The Formula One Grand Prix weekend in Montreal means more than raucous street parties, fast cars and jacked-up prices.

It also brings thousands of tourists to the city, with many on the prowl for sex.

With that in mind, various groups in Quebec launched a campaign on Wednesday aimed at raising awareness of sexual exploitation ahead of the June 10-12 weekend.

The initiative, called "Buying Sex is Not a Sport," has the support of the provincial government.

Lise Theriault, Quebec's minister responsible for the status of women, said it is important to inform people about the sexual exploitation of women, men and, especially, underage girls.

"Every year, with the arrival of large sporting events, especially the Grand Prix, we see an increase in the quantity of sexual exploitation that is paired with an increase in the demand for sexual services," she said, adding the demand is "substantial, to say the least."

A recent report listed Montreal as a Canadian "hot spot" for child sex tourism due to its proximity to the U.S. border and the many sporting events and festivals it hosts.

Nathalie Khlat, president and co-founder of "Beacon of the Freed," the organization leading the campaign, says the number of sexual tourism transactions can double and even triple during events like the Grand Prix.

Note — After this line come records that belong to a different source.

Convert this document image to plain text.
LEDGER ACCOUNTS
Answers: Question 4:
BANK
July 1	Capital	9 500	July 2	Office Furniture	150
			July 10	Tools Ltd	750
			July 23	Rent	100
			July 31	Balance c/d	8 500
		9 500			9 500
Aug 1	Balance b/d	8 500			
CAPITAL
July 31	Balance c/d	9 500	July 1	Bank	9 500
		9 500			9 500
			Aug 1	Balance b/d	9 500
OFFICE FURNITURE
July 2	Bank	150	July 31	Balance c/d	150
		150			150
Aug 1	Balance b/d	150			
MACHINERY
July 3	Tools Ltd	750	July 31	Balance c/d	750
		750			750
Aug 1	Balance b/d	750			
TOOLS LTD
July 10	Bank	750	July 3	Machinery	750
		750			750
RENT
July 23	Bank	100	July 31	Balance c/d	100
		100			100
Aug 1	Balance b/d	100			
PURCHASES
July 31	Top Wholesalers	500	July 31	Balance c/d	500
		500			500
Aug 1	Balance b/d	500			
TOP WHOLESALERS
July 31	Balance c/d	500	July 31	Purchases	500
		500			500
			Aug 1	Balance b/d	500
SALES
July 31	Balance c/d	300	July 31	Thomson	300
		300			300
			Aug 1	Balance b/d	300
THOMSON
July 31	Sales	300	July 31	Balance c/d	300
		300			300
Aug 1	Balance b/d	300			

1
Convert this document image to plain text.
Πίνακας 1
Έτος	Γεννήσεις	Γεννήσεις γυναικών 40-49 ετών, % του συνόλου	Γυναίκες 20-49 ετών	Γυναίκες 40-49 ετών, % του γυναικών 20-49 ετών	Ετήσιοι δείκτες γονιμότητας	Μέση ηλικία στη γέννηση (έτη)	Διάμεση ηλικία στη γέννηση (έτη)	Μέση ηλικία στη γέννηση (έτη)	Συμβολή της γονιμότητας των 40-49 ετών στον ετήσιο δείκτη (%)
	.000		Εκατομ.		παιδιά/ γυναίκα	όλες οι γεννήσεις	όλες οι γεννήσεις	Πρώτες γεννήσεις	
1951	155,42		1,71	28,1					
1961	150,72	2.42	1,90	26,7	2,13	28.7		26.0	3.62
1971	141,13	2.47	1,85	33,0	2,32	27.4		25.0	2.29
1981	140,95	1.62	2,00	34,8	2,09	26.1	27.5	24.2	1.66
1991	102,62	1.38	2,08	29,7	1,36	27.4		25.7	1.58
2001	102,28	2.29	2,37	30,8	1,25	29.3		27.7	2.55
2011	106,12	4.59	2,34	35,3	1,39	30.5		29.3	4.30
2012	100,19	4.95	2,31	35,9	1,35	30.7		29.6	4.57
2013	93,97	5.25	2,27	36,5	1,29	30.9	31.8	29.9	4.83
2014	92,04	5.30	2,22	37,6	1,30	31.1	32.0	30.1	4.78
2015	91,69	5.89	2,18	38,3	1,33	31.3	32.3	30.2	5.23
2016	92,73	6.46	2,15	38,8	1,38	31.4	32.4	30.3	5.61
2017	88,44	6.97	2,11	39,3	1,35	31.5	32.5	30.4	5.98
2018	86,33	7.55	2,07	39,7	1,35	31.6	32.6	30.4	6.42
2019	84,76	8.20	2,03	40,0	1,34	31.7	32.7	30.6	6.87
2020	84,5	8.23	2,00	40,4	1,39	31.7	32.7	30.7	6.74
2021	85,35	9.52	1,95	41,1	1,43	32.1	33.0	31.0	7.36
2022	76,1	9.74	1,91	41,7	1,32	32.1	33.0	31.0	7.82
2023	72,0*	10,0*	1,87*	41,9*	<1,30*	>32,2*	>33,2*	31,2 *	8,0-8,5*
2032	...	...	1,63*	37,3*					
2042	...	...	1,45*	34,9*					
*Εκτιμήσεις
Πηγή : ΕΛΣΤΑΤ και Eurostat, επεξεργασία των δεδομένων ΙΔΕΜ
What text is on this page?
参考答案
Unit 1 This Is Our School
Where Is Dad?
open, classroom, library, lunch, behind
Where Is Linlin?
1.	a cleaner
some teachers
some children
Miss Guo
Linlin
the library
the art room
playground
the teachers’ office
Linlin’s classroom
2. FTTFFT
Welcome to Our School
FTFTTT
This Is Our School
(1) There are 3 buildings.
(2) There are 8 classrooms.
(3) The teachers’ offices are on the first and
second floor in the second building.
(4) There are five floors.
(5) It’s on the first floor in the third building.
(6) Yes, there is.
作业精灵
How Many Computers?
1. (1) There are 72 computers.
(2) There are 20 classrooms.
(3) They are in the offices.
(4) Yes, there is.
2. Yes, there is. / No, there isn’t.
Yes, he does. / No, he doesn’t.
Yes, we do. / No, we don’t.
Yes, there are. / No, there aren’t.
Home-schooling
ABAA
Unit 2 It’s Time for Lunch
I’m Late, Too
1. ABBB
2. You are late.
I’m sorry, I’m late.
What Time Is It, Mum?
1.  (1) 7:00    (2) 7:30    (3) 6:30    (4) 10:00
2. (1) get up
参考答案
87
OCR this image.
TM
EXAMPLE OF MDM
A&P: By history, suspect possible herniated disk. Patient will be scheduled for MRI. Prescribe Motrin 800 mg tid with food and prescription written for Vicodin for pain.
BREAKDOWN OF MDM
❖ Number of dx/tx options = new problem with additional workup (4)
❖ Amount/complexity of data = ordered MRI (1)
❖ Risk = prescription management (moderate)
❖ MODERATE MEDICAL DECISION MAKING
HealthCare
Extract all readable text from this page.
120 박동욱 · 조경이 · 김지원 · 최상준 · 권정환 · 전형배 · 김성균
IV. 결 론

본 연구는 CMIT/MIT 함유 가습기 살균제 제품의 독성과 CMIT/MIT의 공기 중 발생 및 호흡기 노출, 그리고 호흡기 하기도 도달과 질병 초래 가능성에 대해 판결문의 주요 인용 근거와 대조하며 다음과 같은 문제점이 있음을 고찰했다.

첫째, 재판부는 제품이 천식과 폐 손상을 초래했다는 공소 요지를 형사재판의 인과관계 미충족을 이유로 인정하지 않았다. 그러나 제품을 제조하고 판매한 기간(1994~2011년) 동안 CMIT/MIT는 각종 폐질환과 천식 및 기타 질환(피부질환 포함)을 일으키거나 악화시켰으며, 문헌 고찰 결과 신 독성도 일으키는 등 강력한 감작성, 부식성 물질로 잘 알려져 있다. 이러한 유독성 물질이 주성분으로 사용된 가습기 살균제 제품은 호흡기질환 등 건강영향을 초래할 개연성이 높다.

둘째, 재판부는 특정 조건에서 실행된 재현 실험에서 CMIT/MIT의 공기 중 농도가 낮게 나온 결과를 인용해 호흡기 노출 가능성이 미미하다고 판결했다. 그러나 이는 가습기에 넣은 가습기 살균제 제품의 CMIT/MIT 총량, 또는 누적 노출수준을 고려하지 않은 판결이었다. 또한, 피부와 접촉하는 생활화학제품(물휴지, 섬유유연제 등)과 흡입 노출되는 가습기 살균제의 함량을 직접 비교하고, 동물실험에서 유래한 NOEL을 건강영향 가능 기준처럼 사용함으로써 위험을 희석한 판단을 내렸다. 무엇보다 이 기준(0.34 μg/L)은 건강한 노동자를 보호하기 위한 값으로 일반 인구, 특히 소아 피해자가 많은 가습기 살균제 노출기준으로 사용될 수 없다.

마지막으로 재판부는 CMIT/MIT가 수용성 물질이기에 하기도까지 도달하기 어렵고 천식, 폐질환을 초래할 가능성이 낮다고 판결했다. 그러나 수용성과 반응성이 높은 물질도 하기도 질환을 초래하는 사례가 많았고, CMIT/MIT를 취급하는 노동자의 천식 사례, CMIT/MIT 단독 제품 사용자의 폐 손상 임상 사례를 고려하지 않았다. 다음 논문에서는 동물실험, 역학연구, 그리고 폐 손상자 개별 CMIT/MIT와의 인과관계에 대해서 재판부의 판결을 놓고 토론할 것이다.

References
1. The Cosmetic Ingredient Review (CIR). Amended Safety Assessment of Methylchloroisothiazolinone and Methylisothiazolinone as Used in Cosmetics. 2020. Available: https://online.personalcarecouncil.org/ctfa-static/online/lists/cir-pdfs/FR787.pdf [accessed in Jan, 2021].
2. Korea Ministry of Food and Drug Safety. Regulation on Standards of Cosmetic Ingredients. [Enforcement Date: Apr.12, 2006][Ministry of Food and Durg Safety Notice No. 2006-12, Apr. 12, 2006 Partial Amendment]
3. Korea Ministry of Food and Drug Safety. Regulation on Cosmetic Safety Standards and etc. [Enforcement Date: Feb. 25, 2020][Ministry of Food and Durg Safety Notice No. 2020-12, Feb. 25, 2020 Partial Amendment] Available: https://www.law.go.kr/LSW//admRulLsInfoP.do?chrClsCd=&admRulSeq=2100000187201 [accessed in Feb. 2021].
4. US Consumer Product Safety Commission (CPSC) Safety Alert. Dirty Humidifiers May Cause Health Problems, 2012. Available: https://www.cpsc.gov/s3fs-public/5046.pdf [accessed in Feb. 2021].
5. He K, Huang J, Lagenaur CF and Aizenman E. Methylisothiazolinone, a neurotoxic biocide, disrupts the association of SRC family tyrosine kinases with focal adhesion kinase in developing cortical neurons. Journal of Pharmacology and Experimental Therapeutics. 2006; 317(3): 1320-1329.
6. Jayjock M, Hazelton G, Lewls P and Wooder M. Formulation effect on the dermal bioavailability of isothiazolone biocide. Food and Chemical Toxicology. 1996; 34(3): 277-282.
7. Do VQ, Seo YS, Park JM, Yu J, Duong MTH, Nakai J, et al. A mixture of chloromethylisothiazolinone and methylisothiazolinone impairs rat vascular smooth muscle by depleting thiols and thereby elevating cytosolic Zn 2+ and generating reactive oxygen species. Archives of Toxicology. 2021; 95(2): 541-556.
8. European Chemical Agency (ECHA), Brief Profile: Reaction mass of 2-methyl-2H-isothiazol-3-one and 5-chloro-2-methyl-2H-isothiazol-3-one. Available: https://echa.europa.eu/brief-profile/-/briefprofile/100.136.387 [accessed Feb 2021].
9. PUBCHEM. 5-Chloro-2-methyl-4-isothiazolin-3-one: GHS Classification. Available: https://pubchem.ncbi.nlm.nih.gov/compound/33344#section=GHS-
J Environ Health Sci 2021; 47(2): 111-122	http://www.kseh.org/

She says it is crucial to remind people that buying sex is illegal, especially as many people are unaware the Criminal Code has changed.

According to Khlat, sexual tourism customers are "mostly men, over 18 years old," but there is no exact portrait of a john.

"It's not written on anybody's forehead," said Khlat.

"It's just people who think they have the right to purchase a woman, a girl or a boy's body for their own pleasure."

She said 39 per cent of sexual exploitation victims who come forward are minors. The average age of entry into the sex trade, she added, is about 14 or 15.

Theriault said sexual exploitation in all forms is completely unacceptable.

"As a society, we must mobilize and fight the battle against sexual exploitation while supporting the equal rights of men and women," she said.

The new campaign will feature billboards placed in strategic areas in and around Montreal, mostly on city buses and expressways, and a protest will take place downtown on June 11.

There will also be an illuminated truck circulating near the corner of Ste-Catherine and Crescent streets in the heart of downtown.

That particular spot is where hundreds of revellers gather to listen to musical shows and to gawk at fancy vehicles as well as scantily clad women promoting alcoholic beverages.